Why should it be more alarming for governments to get into debt to put people into useful work satisfying human needs than to borrow for guns and tanks whose only aim is to kill other human beings?

Try http://www.samuelbrittan.co.uk/ for more from one of the economists who supported Mrs Thatcher when hardly any economist did.

And try: http://www.ifs.org.uk/bns/bn26.pdf for the historical perspective on how UK national debt has changed over the years. Our WW2 debt was only finally paid off on Gordon Brown's watch.

Amusing, is it not, that many right wing commentators objected to HMG's quite correct use of the Terrorism Act against the Iceland Government when they threatened to cut loose their banks foreign debts? Daniel Hanan and others felt soooo sorry for the Icelandic Government - they viewed it as "libertarian" LOL.

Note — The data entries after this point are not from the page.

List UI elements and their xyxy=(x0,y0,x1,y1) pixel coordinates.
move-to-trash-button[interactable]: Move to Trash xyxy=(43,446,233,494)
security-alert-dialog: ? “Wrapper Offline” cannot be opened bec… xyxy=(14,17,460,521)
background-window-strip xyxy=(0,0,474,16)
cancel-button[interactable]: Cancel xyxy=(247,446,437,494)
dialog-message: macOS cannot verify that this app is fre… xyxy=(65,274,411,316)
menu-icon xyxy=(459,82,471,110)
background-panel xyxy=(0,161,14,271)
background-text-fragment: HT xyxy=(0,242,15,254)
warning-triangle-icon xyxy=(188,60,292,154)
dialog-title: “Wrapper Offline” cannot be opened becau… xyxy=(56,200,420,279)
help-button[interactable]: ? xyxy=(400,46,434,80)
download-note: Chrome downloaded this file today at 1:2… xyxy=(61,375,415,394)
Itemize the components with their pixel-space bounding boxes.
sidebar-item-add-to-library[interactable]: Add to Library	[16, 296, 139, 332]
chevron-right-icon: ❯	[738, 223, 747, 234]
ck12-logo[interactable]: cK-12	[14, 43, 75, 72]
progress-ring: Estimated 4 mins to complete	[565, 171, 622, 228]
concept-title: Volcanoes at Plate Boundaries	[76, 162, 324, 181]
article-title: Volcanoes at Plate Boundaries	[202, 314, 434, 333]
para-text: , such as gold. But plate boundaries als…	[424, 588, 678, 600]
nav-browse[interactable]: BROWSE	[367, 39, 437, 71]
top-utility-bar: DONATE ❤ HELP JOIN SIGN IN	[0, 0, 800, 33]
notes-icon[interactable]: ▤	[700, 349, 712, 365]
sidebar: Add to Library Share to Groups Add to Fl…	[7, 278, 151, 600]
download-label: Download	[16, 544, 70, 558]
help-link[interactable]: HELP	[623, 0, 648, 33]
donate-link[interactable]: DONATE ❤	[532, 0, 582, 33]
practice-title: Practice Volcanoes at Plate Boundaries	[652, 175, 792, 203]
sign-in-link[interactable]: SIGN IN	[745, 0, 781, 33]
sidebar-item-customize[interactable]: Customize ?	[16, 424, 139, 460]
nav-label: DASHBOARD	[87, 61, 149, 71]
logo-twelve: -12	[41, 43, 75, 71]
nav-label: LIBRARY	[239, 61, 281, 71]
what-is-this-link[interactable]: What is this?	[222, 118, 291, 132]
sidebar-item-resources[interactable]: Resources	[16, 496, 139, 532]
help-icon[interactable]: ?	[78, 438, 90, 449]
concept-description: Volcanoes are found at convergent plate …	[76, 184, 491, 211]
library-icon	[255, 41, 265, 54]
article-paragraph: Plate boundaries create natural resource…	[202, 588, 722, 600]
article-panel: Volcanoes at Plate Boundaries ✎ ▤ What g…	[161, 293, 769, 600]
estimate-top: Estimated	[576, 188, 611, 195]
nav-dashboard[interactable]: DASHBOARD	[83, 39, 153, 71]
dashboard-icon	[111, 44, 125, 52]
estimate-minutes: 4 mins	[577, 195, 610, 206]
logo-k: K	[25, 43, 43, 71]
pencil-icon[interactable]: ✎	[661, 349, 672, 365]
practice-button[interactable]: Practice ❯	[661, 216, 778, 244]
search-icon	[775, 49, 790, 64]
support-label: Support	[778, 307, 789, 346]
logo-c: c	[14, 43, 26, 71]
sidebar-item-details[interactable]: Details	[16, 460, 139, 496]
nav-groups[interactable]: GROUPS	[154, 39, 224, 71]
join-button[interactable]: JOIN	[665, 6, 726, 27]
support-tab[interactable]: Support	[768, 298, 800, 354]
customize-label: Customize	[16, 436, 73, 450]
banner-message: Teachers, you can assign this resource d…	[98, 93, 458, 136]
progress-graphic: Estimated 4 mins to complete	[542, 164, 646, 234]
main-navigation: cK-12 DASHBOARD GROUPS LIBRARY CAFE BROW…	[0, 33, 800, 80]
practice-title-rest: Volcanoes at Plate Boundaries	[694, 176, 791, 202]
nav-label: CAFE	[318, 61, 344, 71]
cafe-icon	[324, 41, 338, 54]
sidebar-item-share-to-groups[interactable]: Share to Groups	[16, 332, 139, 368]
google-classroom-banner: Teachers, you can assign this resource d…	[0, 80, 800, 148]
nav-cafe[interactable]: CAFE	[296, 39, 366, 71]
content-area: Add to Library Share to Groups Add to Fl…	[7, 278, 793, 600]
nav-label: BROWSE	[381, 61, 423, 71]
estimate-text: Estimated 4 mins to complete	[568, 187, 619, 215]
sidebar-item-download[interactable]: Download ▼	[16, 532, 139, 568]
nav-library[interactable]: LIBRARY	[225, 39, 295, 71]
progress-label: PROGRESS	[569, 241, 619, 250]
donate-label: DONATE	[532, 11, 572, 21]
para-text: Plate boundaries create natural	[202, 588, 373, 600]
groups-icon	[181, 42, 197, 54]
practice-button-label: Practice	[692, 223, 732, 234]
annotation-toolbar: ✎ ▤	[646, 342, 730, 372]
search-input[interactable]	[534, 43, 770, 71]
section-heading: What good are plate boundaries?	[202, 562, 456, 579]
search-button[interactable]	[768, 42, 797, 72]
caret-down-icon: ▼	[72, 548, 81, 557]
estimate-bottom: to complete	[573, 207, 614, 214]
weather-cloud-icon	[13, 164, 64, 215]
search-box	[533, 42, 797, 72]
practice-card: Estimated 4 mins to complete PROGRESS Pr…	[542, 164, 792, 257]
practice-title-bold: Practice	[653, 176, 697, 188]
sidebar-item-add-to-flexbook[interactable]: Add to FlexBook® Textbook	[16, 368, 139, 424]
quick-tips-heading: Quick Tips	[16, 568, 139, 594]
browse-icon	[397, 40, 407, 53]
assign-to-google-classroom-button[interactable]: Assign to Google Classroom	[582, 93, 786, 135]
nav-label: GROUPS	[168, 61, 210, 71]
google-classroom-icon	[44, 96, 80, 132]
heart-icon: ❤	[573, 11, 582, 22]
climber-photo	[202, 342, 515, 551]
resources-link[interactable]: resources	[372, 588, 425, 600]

Tendentiousness, thy name is Tory.

DevonChap said...

Germany's budget deficit in 2010 forecast to be 6%, our forecast to be 12% (our tax revenues have fallen off a cliff since we relied on banking profits). Doesn't take many years of that for us to catch and pass Germnay in therms of total debt. S&P forecast UK debt 100% GDP by 2013.

Germany went into the recession with a balanced budget, so once things even out (and things will eventually, you forget a certain country called China that has a major demand for the machine tools etc Germany produces) they can run a surplus with fewer cuts to repay the borrowing.

The UK went into recession with a structual 3% budget deficit so that even if things went back to how they were in 2007 we would still need to make large spending cuts to repay the debt. Whoever wins the next election will have to make swinging cuts. Remember that when you decry "Tory cuts".